Quangos face the axe under Jacob Rees-Mogg’s cost-cutting plan

Quangos such as the DVLA could be shut down or merged under a cost-cutting overhaul of public bodies ordered by Jacob Rees-Mogg.

Mr Rees-Mogg, the minister for government efficiency, has written to Cabinet ministers warning that the cost and number of quangos “continues to increase”.

He has asked each secretary of state to provide a list of government bodies that could be merged or closed, including cases in which their functions “could be provided by organisations other than the state”.

His intervention came ahead of a public bodies “review programme”, which will be launched this week to identify cost savings at individual quangos.

The Treasury had previously told public bodies to slash their costs by five per cent, but The Telegraph understands ministers involved in the review now want to increase that to between 10 and 20 per cent.

‘Public bodies should only exist when there is a pressing need’

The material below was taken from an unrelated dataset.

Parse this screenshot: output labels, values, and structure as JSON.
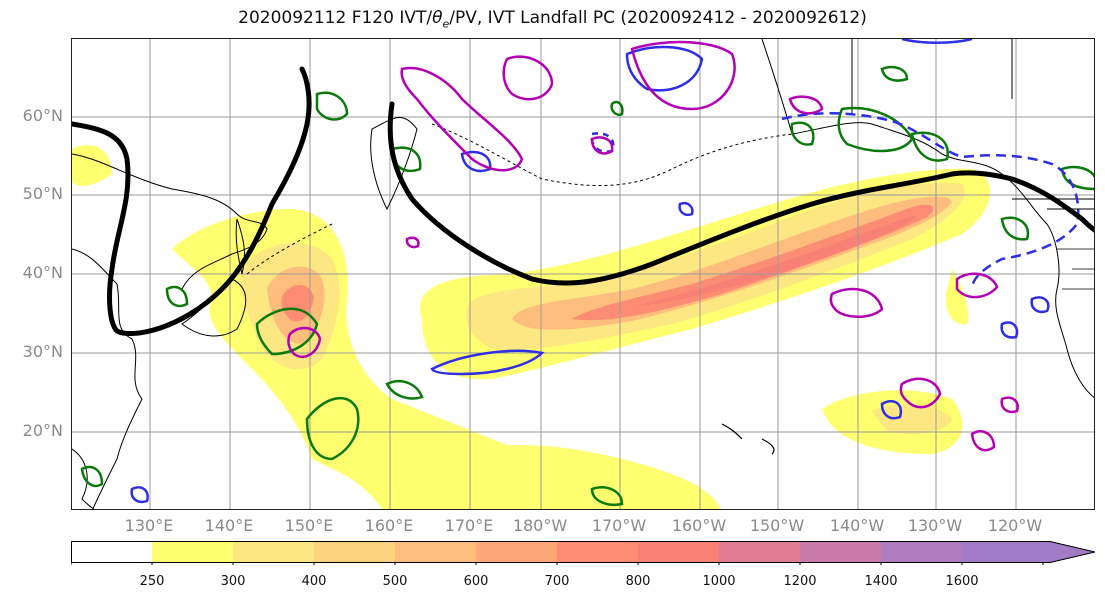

In his letter to secretaries of state, Mr Rees-Mogg wrote: “Necessary public bodies are an important delivery mechanism for the Government. The cost and number of these bodies continues to increase.

“Public bodies should only exist when there is a pressing need, must be accountable to Parliament and be efficient and effective. Please review your public bodies for any that you consider could be provided by organisations other than the state and therefore closed.

“There are other bodies that have duplication in the types of service they provide, often causing confusion to the public. These organisations could well be merged to create a more coherent service for the public, share best practice and reduce cost.”

He asked for ministers to provide  “a list of your public bodies sponsored by your department” and “your proposals to close and merge bodies from that list”, by June 24.

The move comes after Steve Barclay, Boris Johnson’s chief of staff, used an article in The Telegraph in February to pledge that the Government would take “a step back from people’s lives” as it sought to “restore a smaller state” in the wake of the Covid pandemic.

Mr Rees-Mogg said: “Taxpayers’ money should be spent efficiently and on worthwhile areas. It’s right, then, that we should always look at public organisations and whether they are delivering for the British public.”

‘Constantly writing to the DVLA’

One Whitehall source said there had been a “total failure” by the DVLA “to provide the public service it is meant to”. The agency has come under fire for presiding over a huge backlog of licence applications and renewals in the aftermath of the pandemic.

Last week, Mr Rees-Mogg told Bristol Live he was “still constantly writing to the DVLA on behalf of my constituents to get them driving licenses, and we know that the DVLA was simply not working properly with people working from home. That’s very unfair on my constituents.”

MPs’ concerns about Public Health England’s handling of the pandemic led to its closure and replacement with the UK Health Security Agency last year.

The TaxPayers’ Alliance has called for little-known bodies such as the Civil Society and Youth Directorate and Office of the Immigration Services Commissioner to be ditched. 

The campaign group has said High Speed 2 Ltd, the government-owned firm constructing the HS2 rail line, should be overseen by an independent commission following years of controversy over spiralling costs.

So-called “arms length bodies” such as the DVLA now spend more than £220 billion per year and employ in excess of 300,000 people, according to government figures.

Separately, Mr Rees-Mogg has embarked on a drive to end the work from home culture in the Civil Service. 

On Saturday, Dave Penman, who leads the FDA trade union for civil servants, criticised as “crass and condescending” a note left by the Cabinet Office minister in an empty government office that stated: “Sorry you were out when I visited. I look forward to seeing you in the office very soon.”